As I’ve mentioned before, in a 2CV you are at one with the road and the elements and today was a prime example of that. In a modern car, doing a couple of hundred miles on an interstate is no big deal. Hot out? Crank up the air, crank out some tunes and cover some ground. In the 2CV, you can open a vent or flip up the bottom half of your front windows…that’s the air conditioning. If it’s hot outside, it’s hot inside too and with temps in the 90s, it was hot! As bad as the heat was, the insane winds, which were mostly blowing from the south at over 30mph with gusts easily getting to 40-45mph were much worse.
Also, for some reason, a good portion, though not all of I-90 seemed to be grooved, something that turns the narrow Citroën tires into ballet slippers.
And finally, let’s not forget the western speed limit of 80mph. At best, I can flirt with that, but mostly the car will run all day between 60-70mph except for the dreaded inclines which sap your speed like Sampson’s strength after a haircut. These inclines always manage to show up when you are surrounded by semi’s.
Put all these together and it was a recipe for lesson time for a newbie.
When we got back on I-90 with about 150 miles to go, I once more pulled around my fellow travelers and put the hammer down. (Honestly, in a 2CV a determined look on your face will work just as well.)

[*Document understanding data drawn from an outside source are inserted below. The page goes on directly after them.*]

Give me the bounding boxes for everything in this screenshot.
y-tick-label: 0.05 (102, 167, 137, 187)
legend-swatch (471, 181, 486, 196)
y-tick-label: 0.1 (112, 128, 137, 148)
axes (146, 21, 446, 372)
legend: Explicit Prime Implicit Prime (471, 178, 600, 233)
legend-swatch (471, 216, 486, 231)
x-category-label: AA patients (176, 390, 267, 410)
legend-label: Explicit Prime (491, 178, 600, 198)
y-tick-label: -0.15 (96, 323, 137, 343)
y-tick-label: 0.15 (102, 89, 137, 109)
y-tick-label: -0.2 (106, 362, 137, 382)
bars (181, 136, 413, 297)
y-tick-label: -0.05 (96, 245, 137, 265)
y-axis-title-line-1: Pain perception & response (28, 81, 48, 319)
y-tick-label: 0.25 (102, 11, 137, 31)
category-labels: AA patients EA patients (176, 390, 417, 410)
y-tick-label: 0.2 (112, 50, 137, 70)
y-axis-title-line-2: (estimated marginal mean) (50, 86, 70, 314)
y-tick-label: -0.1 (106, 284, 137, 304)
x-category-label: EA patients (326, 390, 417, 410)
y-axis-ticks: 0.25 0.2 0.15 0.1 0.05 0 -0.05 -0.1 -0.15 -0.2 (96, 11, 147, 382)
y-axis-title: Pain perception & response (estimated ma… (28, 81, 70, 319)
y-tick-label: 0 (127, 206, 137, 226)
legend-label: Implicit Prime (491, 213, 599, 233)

I was roaring along, foot on the floor, moving my arms like Fangio trying to stay in my lane as I flew along at 120 kph (American Translation-75mph). Of course, that speed was an occasional peak and mostly I was keeping the needle around 100kph ( between 60-65), still 15-20mph slower that everyone else.
We had both windows open allowing blasts of superheated air to waft noisily over us. It was like sitting in a toaster.
After a while, I had pulled well in front of the other two cars. I was really flying and then after one incline, the car simply stopped going quickly anymore. I remembered Axel telling me how well a 2CV handled when it got a flat. “It’s just as if the engine stops making power. No wiggle or steering issues. It’s just slow.”
That’s what happened to me. At one point I had the engine singing at 110kph (about 70mph) and the next moment I couldn’t get it to go faster than 80kph (about 50mph).
I calmly told my daughter that we might have a problem and that I would pull over at the next rise. So, there I am on the shoulder with gusty hot winds blowing me about while trucks and cars went hurtling by. I quickly checked the tires and they all seemed fine. I got back in the car and when there was an opening got back on the highway, but Marcel just wouldn’t go. I was sure I had broken something and kept driving until I got to a rest stop and could pull off.
I checked the tires again, then opened the hood and looked at the motor…looked fine, no issues, nothing dropping underneath the car…oil level was good, so I figured I had no choice but to go on, which I did.
After a while the car started to sing again but I didn’t push it too much. Without any further issues we finally pulled off at Mitchell and found Axel, Walli and Kiki waiting for us. They were confused by not finding us there ahead of them and I told them what happened. Axel got a big laugh out of it. He said it happened to him too! He was doing 120kph and then could barely make 80kph, but that’s what happens when the gusty winds change direction and hit you head on!
Another lesson learned. I had been so busy fighting the wind and grooved highway, while baking that I hadn’t even thought of the obvious.
Anyway, after 6 days we’re becoming quite the Citroën road warriors and look forward to picking up Axel’s wife, Uschi, tomorrow in Minneapolis for the last half of our run to Rendezvous 2017 in Saratoga Springs.